昨年11月、アニメ『チェンソーマン』のエンディングテーマ『ちゅ、多様性。』が大バズりし、今年2月よりauのCM「三太郎シリーズ」に“あまのじゃ子”として出演、4月からは火曜日の『オールナイトニッポン0』のパーソナリティを担当し、テレビ東京で冠番組『あのちゃん電電電波』がスタート。
その後もテレビ、CMの出演増で、今秋にはダブル主演映画『鯨の骨』も公開。SNSやラジオ、テレビ番組、イベントなどで何か発言するたび、ネットニュースに取り上げられるほど注目を集め、あれよあれよという間にお茶の間に浸透していったアーティストのあのちゃん。

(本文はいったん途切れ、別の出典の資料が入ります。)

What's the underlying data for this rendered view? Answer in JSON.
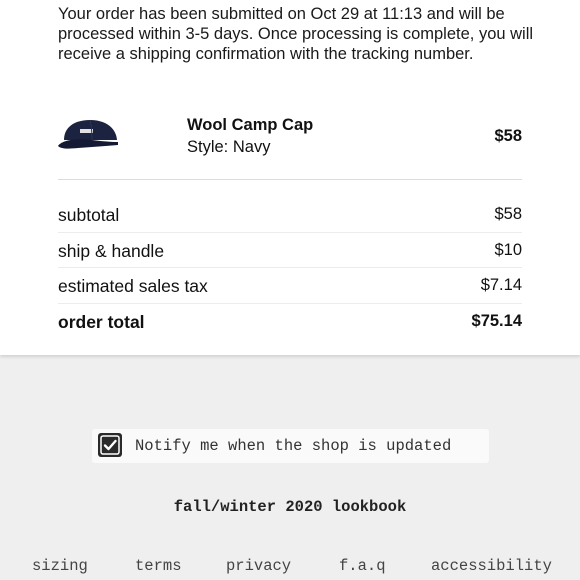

その存在はアイドルグループ「ゆるめるモ!」に加入した頃からライブアイドル界隈では知られていたが、脱退後、コロナ禍を経て大ブレイク。アイドル時代を知っている人はその突然の売れ方に驚き、知らない人は「何者?」と思っている人たちも多いことだろう。
そこで、改めて彼女の魅力を知るため、経歴と過去の言動、識者のコメントをもとに、なぜ売れたかを考察したい。
ブレイクの理由①自分を変えたいという強い意志
あのちゃんが「ゆるめるモ!」に在籍していたのは、2013年9月〜2019年9月の6年間。『チャンピオンRED』(2014年7月号)で受けた初インタビューによると、加入のきっかけは、当時、学校でのいじめがきっかけで家に引きこもり、Twitter廃人になっていた時に見かけた新メンバー募集のツイートだったそう。

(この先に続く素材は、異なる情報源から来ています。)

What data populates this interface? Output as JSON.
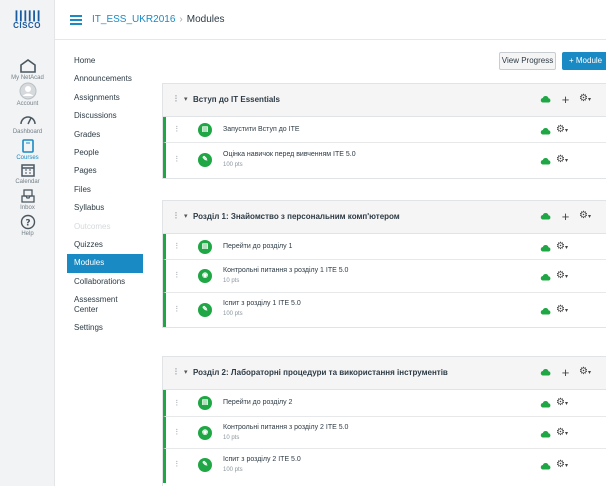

(2014年7月号 チャンピオンRED連載「アイドルのルツボッ!」インタビュー)
その後もずっと無視していたが、何度もメッセージが送られてきたため、ライブを見学することに。
(同上)
ここで初めてプロデューサーの田家大和氏と対面し、グループのパフォーマンスを見て加入を決めたそう。
(同上)
頑張ってライブを見学し、興味をもったアイドルの世界へ飛び込んだあのちゃん。学校生活に馴染めなかった時期のことは、ゆるめるモ!のMV『うんめー』でも話している。
では、デビュー当時から売れる片鱗はあったのだろうか。田家氏とともに著書『ゼロからでも始められるアイドル運営』(コア新書・2014年6月)、『10年続くアイドル運営術』(コア新書・2019年9月)を企画・執筆するなど、「ゆるめるモ!」を結成当初から知る、ライターの大坪ケムタ氏に話を聞いた。
「デビュー2回目のライブを見たと記憶してるんですが、その時は今まで見たアイドルの中でも一番ガチガチに緊張してる女の子だなと思いました。それが存在感込みで印象的になったのは、ゆるめるモ!が渋谷wwwで主宰した『箱めるモ!』(ゆるめるモ!×箱庭の室内楽のコラボアルバム)のリリースパーティー(2014年2月)。グループ自体が数ヶ月前とはガラッと変わった堂々としたライブを見せた中で、あのちゃんが『虎よ』でおそらく初のギタープレイを楽しそうに演奏してたのは、その後のライブパフォーマンスにもつながるものだったかなと」
そもそも、ゆるめるモ!の名前の由来・コンセプトは、「窮屈な世の中を“ゆるめる”」「You’ll melt more!(あなたをもっとトロけさせたい)」から。田家氏が掲げた「辛いときは逃げればいいじゃん」というテーマや柔軟な考え方もあのちゃんにハマったのではないだろうか。
「だからこそあのちゃんは見つかったし、今に至る成長につながったのは間違いないと思います。加入当時、8人組という色々なキャラが居る中で、もともと引きこもりだった彼女がアイドルとして成長していくというのは、グループのテーマに沿う大きな存在でした」(大坪氏)
また、その存在はファンだけでなくアイドルを目指す人たちにも影響を与えることになる。かつて、元でんぱ組.incの最上もがの登場で金髪ショートが広まったように、あのちゃんの髪型やファッションなどに影響を受ける通称“あのギャル”も生まれ、一時代を築いたのだ。
「ミスiDもゆるめるモ!と近い時期のスタートだと思うんですが、どちらも陰陽でいえば“陰の子もアイドルになれる”という、地下アイドルというジャンルを具体化した存在と言えると思います」(大坪氏)
田家氏は、『ゼロからでも始められるアイドル運営』で、「彼女の自分を変えたいという意志が、彼女を成長させた」と綴っている。ブレイクの根底には、自分を変えたいという強い意志はもちろん、壁を打ち破るためのたゆまぬ努力があるからではないだろうか。